My Josh... even though you have been in school now for 2 years, I have LOVED watching you on your days off. I have enjoyed watching you develop into a smart, loving, little young man. You are a great friend to my Kadyn. The bond you two have is one of no other. Kadyn loves you, we love you. I am excited to see where this journey will lead you. I can't wait to hear that you are starting hockey or some cool sport like that. I have always thought you and Kadyn would grow up and get married. But I have also realized you are more of a brother to her. I know she will have tears when you leave. But she is already selling things to earn money for her first trip to see you! You have always been a part of our family. Our sleepovers, spending the week with us, and just coming over to play. I will miss these times more then I can ever say. You were one of my first handful of peanuts that I started with. We love you Josh!
My Ainsley... I must say I am a little jealous of the teacher that will get to teach you this fall. I still am in shock that I do not have this last year with you. You will be great at your new school. You will make new friends and love being the new sassy girl. You have my heart. You have always been one of my own. Watching you grow up has made my heart happy.

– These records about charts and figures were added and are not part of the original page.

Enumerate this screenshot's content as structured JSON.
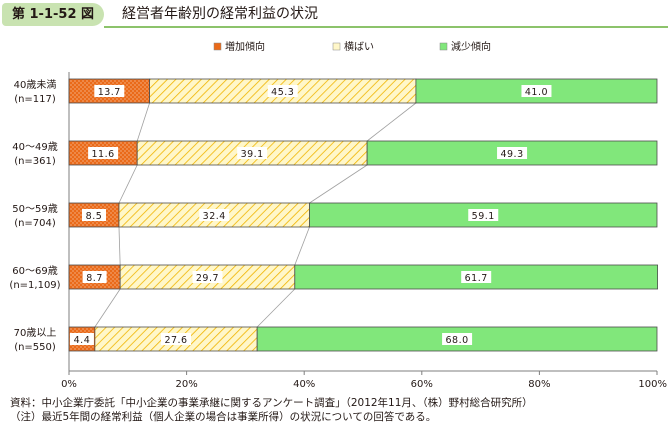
{
  "figure": {
    "number": "第 1-1-52 図",
    "title": "経営者年齢別の経常利益の状況"
  },
  "chart_data": {
    "type": "bar",
    "orientation": "horizontal",
    "stacked": true,
    "percent": true,
    "categories": [
      {
        "label": "40歳未満",
        "n": "(n=117)"
      },
      {
        "label": "40～49歳",
        "n": "(n=361)"
      },
      {
        "label": "50～59歳",
        "n": "(n=704)"
      },
      {
        "label": "60～69歳",
        "n": "(n=1,109)"
      },
      {
        "label": "70歳以上",
        "n": "(n=550)"
      }
    ],
    "series": [
      {
        "name": "増加傾向",
        "color": "#ea6a19",
        "pattern": "dots",
        "values": [
          13.7,
          11.6,
          8.5,
          8.7,
          4.4
        ]
      },
      {
        "name": "横ばい",
        "color": "#fff7c9",
        "pattern": "diagonal",
        "values": [
          45.3,
          39.1,
          32.4,
          29.7,
          27.6
        ]
      },
      {
        "name": "減少傾向",
        "color": "#81e77b",
        "pattern": "solid",
        "values": [
          41.0,
          49.3,
          59.1,
          61.7,
          68.0
        ]
      }
    ],
    "xlim": [
      0,
      100
    ],
    "xticks": [
      "0%",
      "20%",
      "40%",
      "60%",
      "80%",
      "100%"
    ],
    "legend_position": "top",
    "connector_lines": true,
    "grid": false
  },
  "notes": {
    "source": "資料：中小企業庁委託「中小企業の事業承継に関するアンケート調査」（2012年11月、（株）野村総合研究所）",
    "note": "（注）最近5年間の経常利益（個人企業の場合は事業所得）の状況についての回答である。"
  }
}
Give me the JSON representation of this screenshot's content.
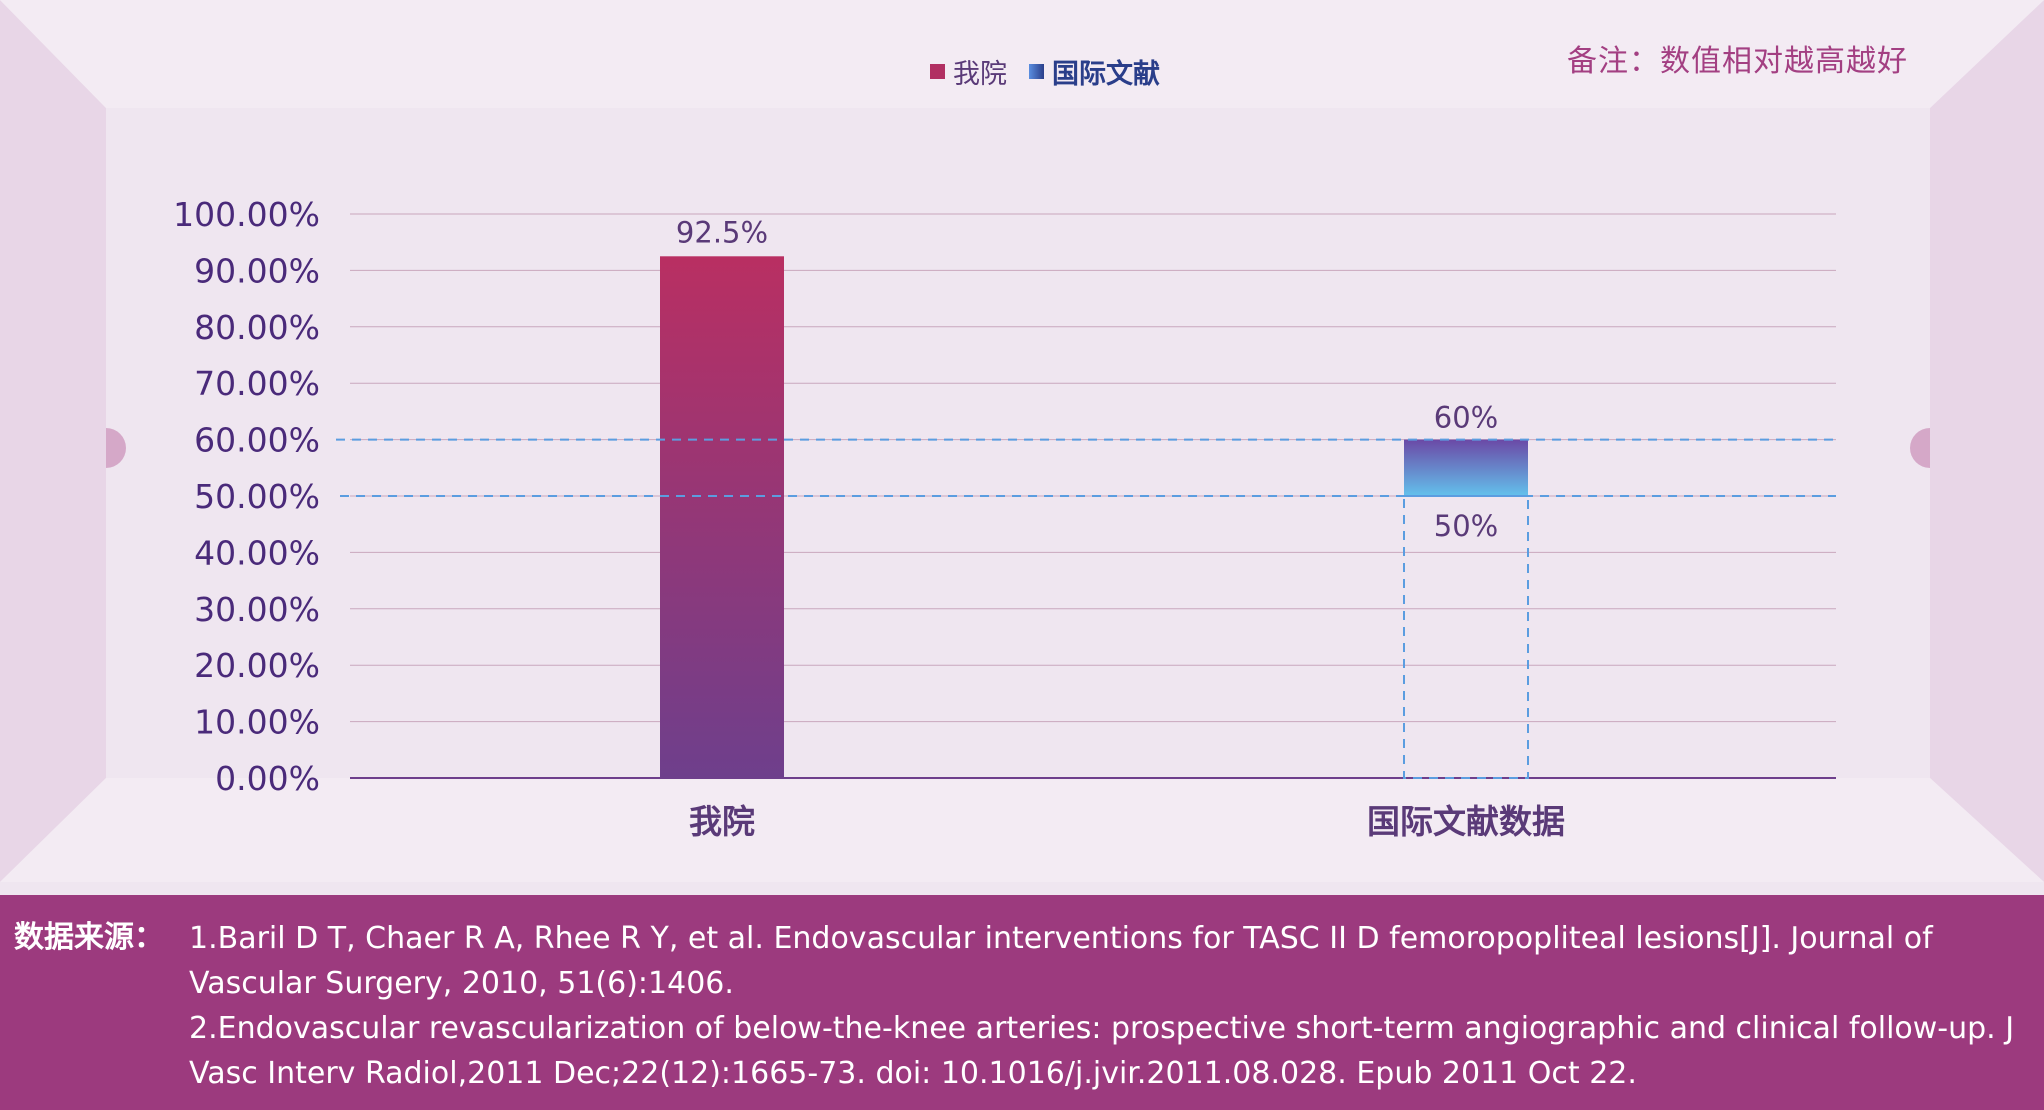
{
  "legend": {
    "items": [
      {
        "label": "我院",
        "color": "#b12f62"
      },
      {
        "label": "国际文献",
        "color": "#5a8ee0"
      }
    ]
  },
  "note": "备注：数值相对越高越好",
  "chart_data": {
    "type": "bar",
    "categories": [
      "我院",
      "国际文献数据"
    ],
    "series": [
      {
        "name": "我院",
        "values": [
          92.5,
          null
        ],
        "data_labels": [
          "92.5%",
          null
        ]
      },
      {
        "name": "国际文献",
        "range": [
          50,
          60
        ],
        "data_labels": [
          "60%",
          "50%"
        ]
      }
    ],
    "ylim": [
      0,
      100
    ],
    "yticks": [
      "0.00%",
      "10.00%",
      "20.00%",
      "30.00%",
      "40.00%",
      "50.00%",
      "60.00%",
      "70.00%",
      "80.00%",
      "90.00%",
      "100.00%"
    ],
    "reference_lines": [
      50,
      60
    ],
    "colors": {
      "bar_top": "#b92f62",
      "bar_bottom": "#6e3f8c",
      "range_top": "#6b49a6",
      "range_bottom": "#63c1ec",
      "ref_line": "#5b9de0",
      "grid": "#c9a7bd",
      "tick_text": "#4a2a7a"
    }
  },
  "footer": {
    "label": "数据来源：",
    "refs": [
      "1.Baril D T, Chaer R A, Rhee R Y, et al. Endovascular interventions for TASC II D femoropopliteal lesions[J]. Journal of Vascular Surgery, 2010, 51(6):1406.",
      "2.Endovascular revascularization of below-the-knee arteries: prospective short-term angiographic and clinical follow-up. J Vasc Interv Radiol,2011 Dec;22(12):1665-73. doi: 10.1016/j.jvir.2011.08.028. Epub 2011 Oct 22."
    ]
  }
}
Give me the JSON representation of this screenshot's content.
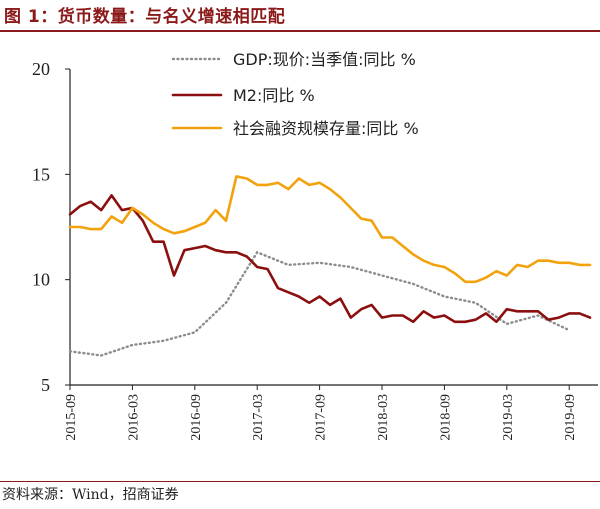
{
  "figure": {
    "title": "图 1：货币数量：与名义增速相匹配",
    "source": "资料来源：Wind，招商证券"
  },
  "chart_data": {
    "type": "line",
    "title": "图 1：货币数量：与名义增速相匹配",
    "xlabel": "",
    "ylabel": "",
    "ylim": [
      5,
      20
    ],
    "yticks": [
      5,
      10,
      15,
      20
    ],
    "xlim": [
      "2015-09",
      "2019-11"
    ],
    "xticks": [
      "2015-09",
      "2016-03",
      "2016-09",
      "2017-03",
      "2017-09",
      "2018-03",
      "2018-09",
      "2019-03",
      "2019-09"
    ],
    "grid": false,
    "legend_position": "top-right",
    "series": [
      {
        "name": "GDP:现价:当季值:同比 %",
        "color": "#8c8c8c",
        "style": "dotted",
        "points": [
          [
            "2015-09",
            6.6
          ],
          [
            "2015-12",
            6.4
          ],
          [
            "2016-03",
            6.9
          ],
          [
            "2016-06",
            7.1
          ],
          [
            "2016-09",
            7.5
          ],
          [
            "2016-12",
            8.9
          ],
          [
            "2017-03",
            11.3
          ],
          [
            "2017-06",
            10.7
          ],
          [
            "2017-09",
            10.8
          ],
          [
            "2017-12",
            10.6
          ],
          [
            "2018-03",
            10.2
          ],
          [
            "2018-06",
            9.8
          ],
          [
            "2018-09",
            9.2
          ],
          [
            "2018-12",
            8.9
          ],
          [
            "2019-03",
            7.9
          ],
          [
            "2019-06",
            8.3
          ],
          [
            "2019-09",
            7.6
          ]
        ]
      },
      {
        "name": "M2:同比 %",
        "color": "#8b0f0f",
        "style": "solid",
        "points": [
          [
            "2015-09",
            13.1
          ],
          [
            "2015-10",
            13.5
          ],
          [
            "2015-11",
            13.7
          ],
          [
            "2015-12",
            13.3
          ],
          [
            "2016-01",
            14.0
          ],
          [
            "2016-02",
            13.3
          ],
          [
            "2016-03",
            13.4
          ],
          [
            "2016-04",
            12.8
          ],
          [
            "2016-05",
            11.8
          ],
          [
            "2016-06",
            11.8
          ],
          [
            "2016-07",
            10.2
          ],
          [
            "2016-08",
            11.4
          ],
          [
            "2016-09",
            11.5
          ],
          [
            "2016-10",
            11.6
          ],
          [
            "2016-11",
            11.4
          ],
          [
            "2016-12",
            11.3
          ],
          [
            "2017-01",
            11.3
          ],
          [
            "2017-02",
            11.1
          ],
          [
            "2017-03",
            10.6
          ],
          [
            "2017-04",
            10.5
          ],
          [
            "2017-05",
            9.6
          ],
          [
            "2017-06",
            9.4
          ],
          [
            "2017-07",
            9.2
          ],
          [
            "2017-08",
            8.9
          ],
          [
            "2017-09",
            9.2
          ],
          [
            "2017-10",
            8.8
          ],
          [
            "2017-11",
            9.1
          ],
          [
            "2017-12",
            8.2
          ],
          [
            "2018-01",
            8.6
          ],
          [
            "2018-02",
            8.8
          ],
          [
            "2018-03",
            8.2
          ],
          [
            "2018-04",
            8.3
          ],
          [
            "2018-05",
            8.3
          ],
          [
            "2018-06",
            8.0
          ],
          [
            "2018-07",
            8.5
          ],
          [
            "2018-08",
            8.2
          ],
          [
            "2018-09",
            8.3
          ],
          [
            "2018-10",
            8.0
          ],
          [
            "2018-11",
            8.0
          ],
          [
            "2018-12",
            8.1
          ],
          [
            "2019-01",
            8.4
          ],
          [
            "2019-02",
            8.0
          ],
          [
            "2019-03",
            8.6
          ],
          [
            "2019-04",
            8.5
          ],
          [
            "2019-05",
            8.5
          ],
          [
            "2019-06",
            8.5
          ],
          [
            "2019-07",
            8.1
          ],
          [
            "2019-08",
            8.2
          ],
          [
            "2019-09",
            8.4
          ],
          [
            "2019-10",
            8.4
          ],
          [
            "2019-11",
            8.2
          ]
        ]
      },
      {
        "name": "社会融资规模存量:同比 %",
        "color": "#f2a20c",
        "style": "solid",
        "points": [
          [
            "2015-09",
            12.5
          ],
          [
            "2015-10",
            12.5
          ],
          [
            "2015-11",
            12.4
          ],
          [
            "2015-12",
            12.4
          ],
          [
            "2016-01",
            13.0
          ],
          [
            "2016-02",
            12.7
          ],
          [
            "2016-03",
            13.4
          ],
          [
            "2016-04",
            13.1
          ],
          [
            "2016-05",
            12.7
          ],
          [
            "2016-06",
            12.4
          ],
          [
            "2016-07",
            12.2
          ],
          [
            "2016-08",
            12.3
          ],
          [
            "2016-09",
            12.5
          ],
          [
            "2016-10",
            12.7
          ],
          [
            "2016-11",
            13.3
          ],
          [
            "2016-12",
            12.8
          ],
          [
            "2017-01",
            14.9
          ],
          [
            "2017-02",
            14.8
          ],
          [
            "2017-03",
            14.5
          ],
          [
            "2017-04",
            14.5
          ],
          [
            "2017-05",
            14.6
          ],
          [
            "2017-06",
            14.3
          ],
          [
            "2017-07",
            14.8
          ],
          [
            "2017-08",
            14.5
          ],
          [
            "2017-09",
            14.6
          ],
          [
            "2017-10",
            14.3
          ],
          [
            "2017-11",
            13.9
          ],
          [
            "2017-12",
            13.4
          ],
          [
            "2018-01",
            12.9
          ],
          [
            "2018-02",
            12.8
          ],
          [
            "2018-03",
            12.0
          ],
          [
            "2018-04",
            12.0
          ],
          [
            "2018-05",
            11.6
          ],
          [
            "2018-06",
            11.2
          ],
          [
            "2018-07",
            10.9
          ],
          [
            "2018-08",
            10.7
          ],
          [
            "2018-09",
            10.6
          ],
          [
            "2018-10",
            10.3
          ],
          [
            "2018-11",
            9.9
          ],
          [
            "2018-12",
            9.9
          ],
          [
            "2019-01",
            10.1
          ],
          [
            "2019-02",
            10.4
          ],
          [
            "2019-03",
            10.2
          ],
          [
            "2019-04",
            10.7
          ],
          [
            "2019-05",
            10.6
          ],
          [
            "2019-06",
            10.9
          ],
          [
            "2019-07",
            10.9
          ],
          [
            "2019-08",
            10.8
          ],
          [
            "2019-09",
            10.8
          ],
          [
            "2019-10",
            10.7
          ],
          [
            "2019-11",
            10.7
          ]
        ]
      }
    ]
  }
}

I can not express how much I have loved having you the past 4 years of your life. Your big hugs, always wanting to sit with me, and letting me fix your hair will always be memories I have with you. Mia and Kendal are going to miss you too- you are their sister as well. We love you Ainsley Marie. I know you will do big things at your new school. I am so proud of you.
Jill and Rob... Thank you for all of these years. Thank you for making these babies. And, thank you for your families friendship. From the bottom of my heart I will miss you, wish the best for you, and can't wait to see God's plan unfold for your family!
You guys have been a blessing to our family and daycare family! We love you!